Of the rights not worth winning in the past 50 years none has been so horribly self-defeating as the right of the violently disruptive school kid not to be put firmly in his place, whatever it takes to put him there. Unless it's the right of his mother to turn up at the school with a knife in her handbag and a lawyer at her shoulder. "You must have done something to provoke them," our parents used to say with a shrug when we came home complaining that our teachers were cane-happy psychopaths. They weren't always correct about that but their being wrong was rarely damaging. We vowed to kill our teachers, we vowed to kill our parents, but in the main we did neither. It wasn't ideal. We were hit too often. But at least we acquired a rich vocabulary of outrage and injustice. And were taught a number of important philosophic lessons: life is imperfect, you lose a little to win a little, context is everything, and a sense of unfairness, however burning, is not always justified.

Were we still in Eden we wouldn't, I grant you, have to clip schoolboys round the ear, or stop and search suspected terrorists. In Eden no one means to blow us up and children sit peaceably at our feet. But we are long gone from Eden. And the greatest threat to our liberty comes from those who won't accept that fact.

If we lose our civil liberties, the lawyers tell us, we surrender precisely what the terrorists wish to take. Drivel. The sum total of Taliban ideology is not an overweight policeman in the Strand going through our underwear. Al-Qa'ida, building up its weaponry in Yemen, isn't dreaming of the day when Shami Chakrabarti is out of a job. It isn't our civil liberties they are after, gentlemen of the jury, it's our living souls.
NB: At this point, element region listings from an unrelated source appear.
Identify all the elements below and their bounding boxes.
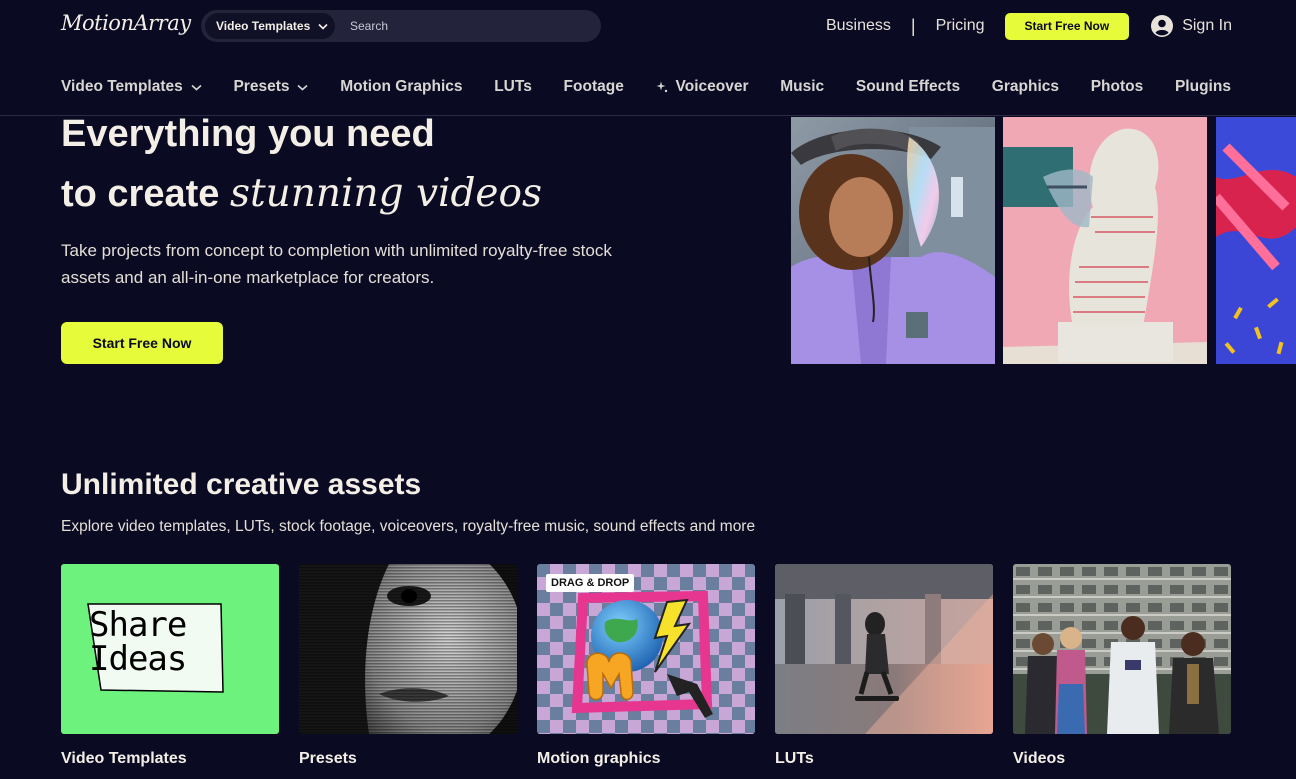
card-video-templates[interactable]: Share Ideas Video Templates <box>61 564 279 768</box>
card-label: Presets <box>299 750 357 767</box>
hero-image-abstract <box>1216 117 1296 364</box>
nav-item-photos[interactable]: Photos <box>1091 78 1144 96</box>
nav-item-music[interactable]: Music <box>780 78 824 96</box>
search-input[interactable] <box>341 13 591 39</box>
card-thumb-text: Share Ideas <box>89 605 187 679</box>
link-separator: | <box>910 15 916 36</box>
assets-title: Unlimited creative assets <box>61 468 422 501</box>
hero-title-plain: to create <box>61 173 220 215</box>
nav-item-label: Voiceover <box>675 78 749 95</box>
sparkle-icon <box>656 81 667 93</box>
card-label: LUTs <box>775 750 814 767</box>
nav-item-video-templates[interactable]: Video Templates <box>61 78 202 96</box>
card-luts[interactable]: LUTs <box>775 564 993 768</box>
card-label: Video Templates <box>61 750 187 767</box>
card-motion-graphics[interactable]: DRAG & DROP Motion graphics <box>537 564 755 768</box>
nav-item-plugins[interactable]: Plugins <box>1175 78 1231 96</box>
nav-item-presets[interactable]: Presets <box>233 78 309 96</box>
hero-subtitle: Take projects from concept to completion… <box>61 241 612 287</box>
sign-in-link[interactable]: Sign In <box>1151 15 1232 37</box>
search-category-dropdown[interactable]: Video Templates <box>205 13 335 39</box>
card-label: Videos <box>1013 750 1066 767</box>
hero-title: Everything you need to create stunning v… <box>61 104 761 224</box>
hero-title-italic: stunning videos <box>229 171 543 216</box>
business-link[interactable]: Business <box>826 17 891 35</box>
hero-gallery <box>791 117 1296 364</box>
card-thumbnail: DRAG & DROP <box>537 564 755 734</box>
card-label: Motion graphics <box>537 750 661 767</box>
card-thumbnail: Share Ideas <box>61 564 279 734</box>
start-free-now-button-top[interactable]: Start Free Now <box>1004 12 1130 40</box>
top-links: Business | Pricing Start Free Now Sign I… <box>826 12 1232 40</box>
nav-item-sound-effects[interactable]: Sound Effects <box>856 78 960 96</box>
chevron-down-icon <box>297 84 309 91</box>
user-icon <box>1151 15 1174 37</box>
nav-item-voiceover[interactable]: Voiceover <box>656 78 749 96</box>
hero-image-portrait <box>791 117 995 364</box>
nav-item-label: Video Templates <box>61 78 183 95</box>
pricing-link[interactable]: Pricing <box>936 17 985 35</box>
nav-item-footage[interactable]: Footage <box>564 78 624 96</box>
assets-subtitle: Explore video templates, LUTs, stock foo… <box>61 518 756 535</box>
search-bar: Video Templates <box>201 10 601 42</box>
chevron-down-icon <box>191 84 202 91</box>
sign-in-label: Sign In <box>1182 17 1232 34</box>
hero-title-line-1: Everything you need <box>61 113 435 155</box>
nav-item-graphics[interactable]: Graphics <box>992 78 1059 96</box>
card-presets[interactable]: Presets <box>299 564 517 768</box>
chevron-down-icon <box>318 23 328 30</box>
hero-title-line-2: to create stunning videos <box>61 164 761 224</box>
search-category-label: Video Templates <box>216 19 311 33</box>
card-thumbnail <box>1013 564 1231 734</box>
nav-list: Video Templates Presets Motion Graphics … <box>61 78 1231 96</box>
drag-and-drop-badge: DRAG & DROP <box>546 574 635 592</box>
card-thumbnail <box>299 564 517 734</box>
start-free-now-button[interactable]: Start Free Now <box>61 322 223 364</box>
nav-item-luts[interactable]: LUTs <box>494 78 532 96</box>
card-thumbnail <box>775 564 993 734</box>
logo[interactable]: MotionArray <box>61 11 191 35</box>
nav-item-label: Presets <box>233 78 290 95</box>
hero-image-bust <box>1003 117 1207 364</box>
nav-item-motion-graphics[interactable]: Motion Graphics <box>340 78 462 96</box>
card-videos[interactable]: Videos <box>1013 564 1231 768</box>
top-bar: MotionArray Video Templates Business | P… <box>0 0 1296 56</box>
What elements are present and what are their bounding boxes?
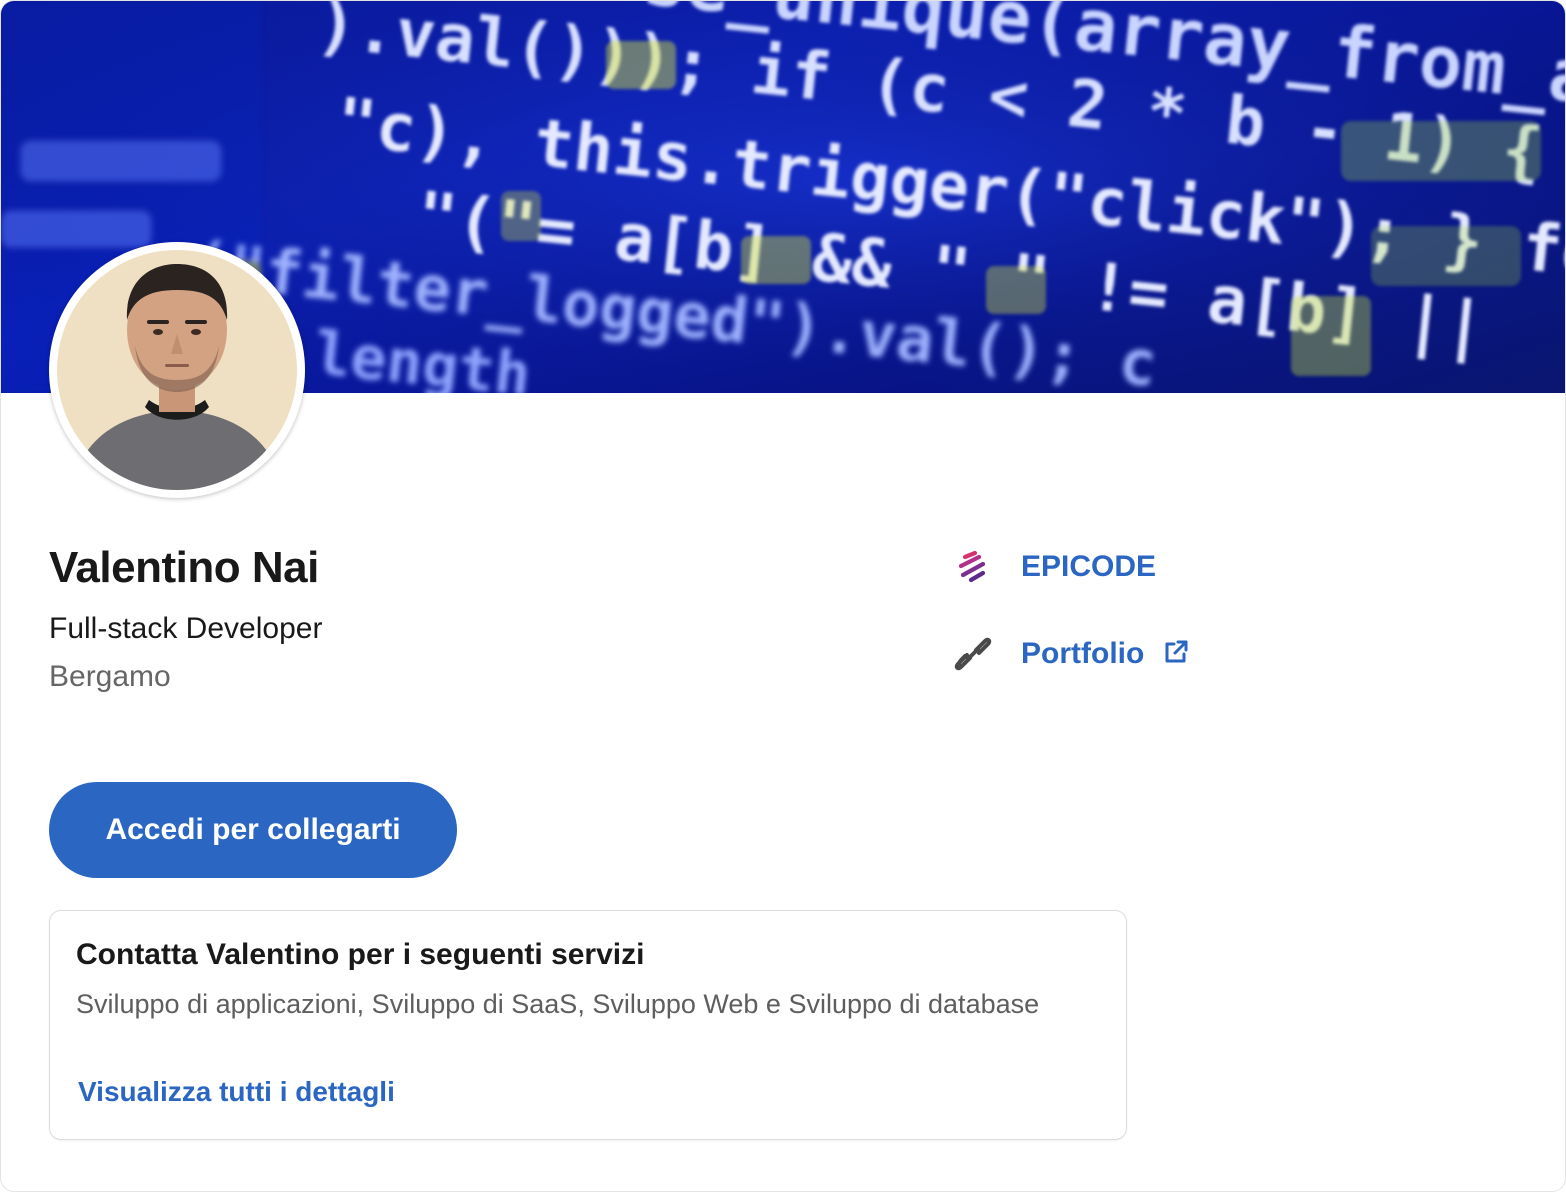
profile-headline: Full-stack Developer: [49, 612, 323, 645]
profile-avatar[interactable]: [49, 242, 305, 498]
epicode-logo-icon: [953, 547, 993, 587]
external-link-icon: [1162, 638, 1190, 671]
view-all-details-link[interactable]: Visualizza tutti i dettagli: [78, 1076, 395, 1108]
profile-card: se_unique(array_from_a ).val())); if (c …: [0, 0, 1566, 1192]
profile-location: Bergamo: [49, 660, 171, 693]
services-title: Contatta Valentino per i seguenti serviz…: [76, 938, 645, 971]
company-label: EPICODE: [1021, 550, 1157, 583]
company-link[interactable]: EPICODE: [953, 547, 1156, 587]
link-chain-icon: [953, 634, 993, 674]
profile-name: Valentino Nai: [49, 543, 319, 592]
services-card: Contatta Valentino per i seguenti serviz…: [49, 910, 1127, 1140]
portfolio-label: Portfolio: [1021, 637, 1145, 670]
portfolio-link[interactable]: Portfolio: [953, 634, 1190, 674]
avatar-photo: [53, 246, 301, 494]
connect-button[interactable]: Accedi per collegarti: [49, 782, 457, 878]
services-list: Sviluppo di applicazioni, Sviluppo di Sa…: [76, 989, 1040, 1019]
Our health as a nation used to be judged by how savagely we satirised the law. You wanted a villain? You went to the law courts. Now, because we would rather pillory the police or parliament than avail ourselves of their protection, we applaud these vainglorious ghouls as the peasant once cheered on the revolution that would lead him to the gulags.

Liberty is a fine and precious thing, but we won't find it in Strasbourg. Every time a human rights lawyer wins a victory against an agency of security it isn't a brand new dawn he ushers in, it's an age-old night. Unless you've got a stick of explosive in your trousers and your idea of a brand new dawn is an age-old night.